Dopo la grande crisi economica del 1929 il presidente Roosevelt promuove il New Deal, il nuovo corso economico che mira a riavviare l’economia nazionale, e dedica un’attenzione specifica alla produzione culturale: il Federal Art Project del Work Progress Administration ne è il frutto maggiore.

Grant Wood, American Gothic, 1930

Grant Wood, American Gothic, 1930

A fianco di un grande indipendente come Hopper e dei Reagionalisti, la Grande depressione è soprattutto segnata dalle politiche del FAP. Creato il 14 ottobre 1935, ha lo scopo di creare opportunità di lavoro per artisti in condizioni economiche disagiate commissionando opere di destinazione pubblica, si occupa di pittura da cavalletto, affresco e murali, grafica, disegno animato, fotografia, scultura, manifesti.

A dirigerlo è chiamato Edgar Holger Cahill, figura primaria di studioso e organizzatore che ha dato prova eccellente di sé nei primi anni di vita del MoMA di New York, a cominciare da “American Folk Art: The Art of the Common Man in America, 1750–1900”. La moglie, Dorothy Miller, sarà al MoMA la madrina della nascita dell’Action painting.

Nel 1936 sono già all’opera oltre 5.000 artisti: entro il giugno 1943, allo scioglimento del FAP, sono circa 10.000 quelli che hanno avuto commissioni, e realizzano oltre 100mila quadri e almeno 2.500 affreschi o murali, 108.000 quadri.
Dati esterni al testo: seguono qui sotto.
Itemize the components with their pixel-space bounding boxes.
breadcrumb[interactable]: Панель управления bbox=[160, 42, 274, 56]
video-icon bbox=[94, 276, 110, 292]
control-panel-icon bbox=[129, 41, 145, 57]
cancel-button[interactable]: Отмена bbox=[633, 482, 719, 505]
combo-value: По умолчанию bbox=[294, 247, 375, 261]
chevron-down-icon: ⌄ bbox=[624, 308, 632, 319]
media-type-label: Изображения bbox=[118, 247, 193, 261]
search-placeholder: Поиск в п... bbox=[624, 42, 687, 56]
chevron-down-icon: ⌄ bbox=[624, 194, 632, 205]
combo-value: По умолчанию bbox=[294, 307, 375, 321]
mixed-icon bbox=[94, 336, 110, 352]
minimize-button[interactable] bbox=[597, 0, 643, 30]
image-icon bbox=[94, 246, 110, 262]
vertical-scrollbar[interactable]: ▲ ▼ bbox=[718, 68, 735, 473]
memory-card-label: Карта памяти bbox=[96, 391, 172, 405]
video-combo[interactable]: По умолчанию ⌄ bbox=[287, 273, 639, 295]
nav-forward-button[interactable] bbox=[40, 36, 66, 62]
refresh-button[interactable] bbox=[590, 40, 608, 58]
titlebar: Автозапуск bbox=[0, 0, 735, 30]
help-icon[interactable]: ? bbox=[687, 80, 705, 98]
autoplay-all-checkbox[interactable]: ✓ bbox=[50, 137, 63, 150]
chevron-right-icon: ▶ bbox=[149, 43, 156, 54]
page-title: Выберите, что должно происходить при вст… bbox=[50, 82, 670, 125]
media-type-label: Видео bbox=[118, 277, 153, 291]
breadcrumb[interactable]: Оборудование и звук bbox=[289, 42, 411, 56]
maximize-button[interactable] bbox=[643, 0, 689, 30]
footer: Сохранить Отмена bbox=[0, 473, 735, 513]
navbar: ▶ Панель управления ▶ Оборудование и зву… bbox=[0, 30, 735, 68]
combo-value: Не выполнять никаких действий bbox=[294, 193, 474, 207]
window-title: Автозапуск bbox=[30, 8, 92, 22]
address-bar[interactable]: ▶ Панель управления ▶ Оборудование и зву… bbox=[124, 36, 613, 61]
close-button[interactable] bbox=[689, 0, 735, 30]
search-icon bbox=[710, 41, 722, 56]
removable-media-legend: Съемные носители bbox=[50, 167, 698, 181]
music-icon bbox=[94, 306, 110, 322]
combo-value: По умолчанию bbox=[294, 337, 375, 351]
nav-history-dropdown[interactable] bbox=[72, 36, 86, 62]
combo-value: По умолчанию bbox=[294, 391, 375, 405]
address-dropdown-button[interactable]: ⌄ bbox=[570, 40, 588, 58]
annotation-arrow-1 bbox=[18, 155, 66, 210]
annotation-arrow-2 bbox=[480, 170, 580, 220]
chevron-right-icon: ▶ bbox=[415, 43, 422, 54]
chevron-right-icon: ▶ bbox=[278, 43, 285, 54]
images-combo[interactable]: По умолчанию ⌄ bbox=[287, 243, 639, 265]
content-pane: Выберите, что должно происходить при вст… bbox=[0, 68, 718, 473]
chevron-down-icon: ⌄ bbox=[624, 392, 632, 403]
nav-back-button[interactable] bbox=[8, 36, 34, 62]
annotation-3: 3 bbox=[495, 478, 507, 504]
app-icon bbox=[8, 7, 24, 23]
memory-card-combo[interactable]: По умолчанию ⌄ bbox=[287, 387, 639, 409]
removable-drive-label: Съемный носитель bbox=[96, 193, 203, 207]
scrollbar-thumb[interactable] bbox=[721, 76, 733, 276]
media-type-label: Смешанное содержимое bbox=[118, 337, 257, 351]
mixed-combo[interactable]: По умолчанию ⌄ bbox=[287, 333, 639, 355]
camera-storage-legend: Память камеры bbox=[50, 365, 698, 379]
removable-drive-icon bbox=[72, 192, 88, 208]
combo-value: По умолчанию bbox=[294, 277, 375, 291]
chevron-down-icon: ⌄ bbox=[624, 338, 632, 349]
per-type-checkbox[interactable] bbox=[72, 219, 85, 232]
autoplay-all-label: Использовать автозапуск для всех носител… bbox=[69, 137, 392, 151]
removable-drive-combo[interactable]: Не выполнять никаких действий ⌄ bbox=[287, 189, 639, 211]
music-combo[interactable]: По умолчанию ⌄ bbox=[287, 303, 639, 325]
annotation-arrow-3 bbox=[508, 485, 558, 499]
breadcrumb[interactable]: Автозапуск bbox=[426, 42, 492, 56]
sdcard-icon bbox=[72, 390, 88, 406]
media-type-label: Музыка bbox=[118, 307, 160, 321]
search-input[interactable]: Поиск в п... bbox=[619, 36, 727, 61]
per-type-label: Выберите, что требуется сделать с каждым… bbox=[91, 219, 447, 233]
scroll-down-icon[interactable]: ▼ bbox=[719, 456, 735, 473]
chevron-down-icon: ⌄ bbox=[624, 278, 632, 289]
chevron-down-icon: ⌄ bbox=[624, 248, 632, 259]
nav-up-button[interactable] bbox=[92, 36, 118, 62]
Benton, Cotton Pickers, 1945

Benton, Cotton Pickers, 1945

Memorabili sono i contributi di maestri come Benton e Stuart Davis, e fondamentale il lavoro svolto dai giovani Pollock, Krasner, Rothko, Gorky, Guston e De Kooning: spesso se ne parla come di “comunisti” (l’influenza di Rivera, Siqueiros e Orozco è notevole, d’altronde), ed è un’avvisaglia della stagione feroce del maccartismo.